¿Vas a decir algo? me preguntó, de pie en mi cocina.
Hace ya casi un año y medio, era invierno y mi hijo tenía apenas cinco meses. El hermano de mi marido nos pidió si podía venir a quedarse una semana con su novia en nuestra casa, aquí en Madrid. ¿Cómo negarse? La verdad es que la idea no me entusiasmaba nada, porque acabábamos de tener un bebé: yo no dormía, apenas comía, el tiempo se me escapaba entre las manos y los familiares no ayudaban a encontrar ni un minuto de respiro. En fin, pensé que quizás me echarían una mano, que por lo menos así tendría con quién hablar, alguien con quien compartir una taza de té.
Llegaron sin traer ni una mísera barra de pan, ni un detallito para el bebé. Yo tengo esa costumbre de no presentarme nunca en casa ajena y mucho menos donde hay un recién nacido con las manos vacías; así me educaron mis padres en Segovia, pero por lo visto, aquí era otro cantar.
Venían por asuntos suyos, aunque no dijeron a qué venía tanto misterio.
Intenté ser una buena anfitriona: cociné, limpié, intenté conocerlos mejor. Todo parecía estar bien, pero durante esos días en casa nunca vi a la chica ofrecerme ayuda en nada: ni para preparar la comida, ni para recoger, ya ni hablar de ayudar con el niño cuando yo iba de un lado a otro de la casa.
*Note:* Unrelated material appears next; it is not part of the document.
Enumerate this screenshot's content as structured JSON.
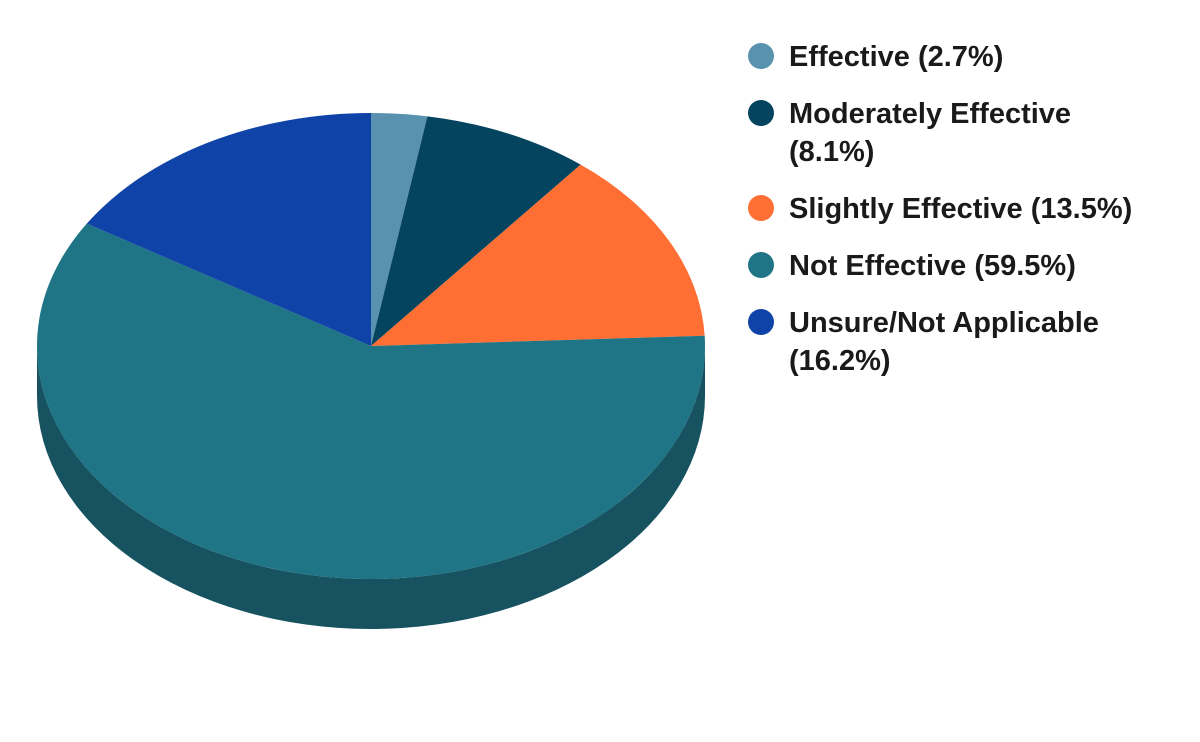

Ella se marchaba por la mañana a sus cosas, su chico dormía hasta el mediodía, mi marido en la oficina, y yo corriendo por el piso con el bebé en brazos. Ella volvía y se tumbaba en el sofá, viendo la tele o descansando hasta la noche.
Y yo, arrastrando el carrito, fregando el suelo lleno de barro, porque fuera llovía y entraban y salían sin parar dejando todo perdido; luego a preparar la comida, bañar y alimentar al niño.
Ya al tercer día no podía más. Le conté a mi marido lo que sentía, pero él se encogió de hombros y me dijo que no era cosa de mezclar a los hombres en discusiones entre mujeres. Al cuarto día, cuando él llegó de trabajar, la parejita feliz se fue al cine tan contentos.
Aprovechando que estábamos cuatro manos, preparamos rápido la cena y comimos tranquilamente, justo mientras ellos volvían. Eso sí, llegaron con un montón de cervezas y aperitivos, ni una sola cosa pensada para una madre lactante, vamos, ¡ni un simple bizcocho!
Después de cenar, se pusieron a ver una película y llamaron a mi marido para que se uniera. Me enfadé, y decidí hablar con ella a solas, así que la llevé aparte y le dije:
Perdona, de verdad, pero ¿podrías ofrecerte a ayudar alguna vez? Tengo un bebé pequeño y estoy agotada. Aunque solo peles unas patatas para la sopa o simplemente preguntes si necesito algo.
¿Piensas sermonearme? No creo que debas hacerlo, ¡yo también estoy cansada! (¿De qué, de tumbarse en el sofá?, pensé yo).
Mira, estás en mi casa. Yo no soy tu invitada, tú eres mi invitada.
No pienso seguir escuchándote.
Pues mira, bonita, haz el favor de recoger tus cosas y vete.
Recogieron y se marcharon. Días después aún lloré por la rabia y el enfado.
¿Os parece normal que la gente se comporte así?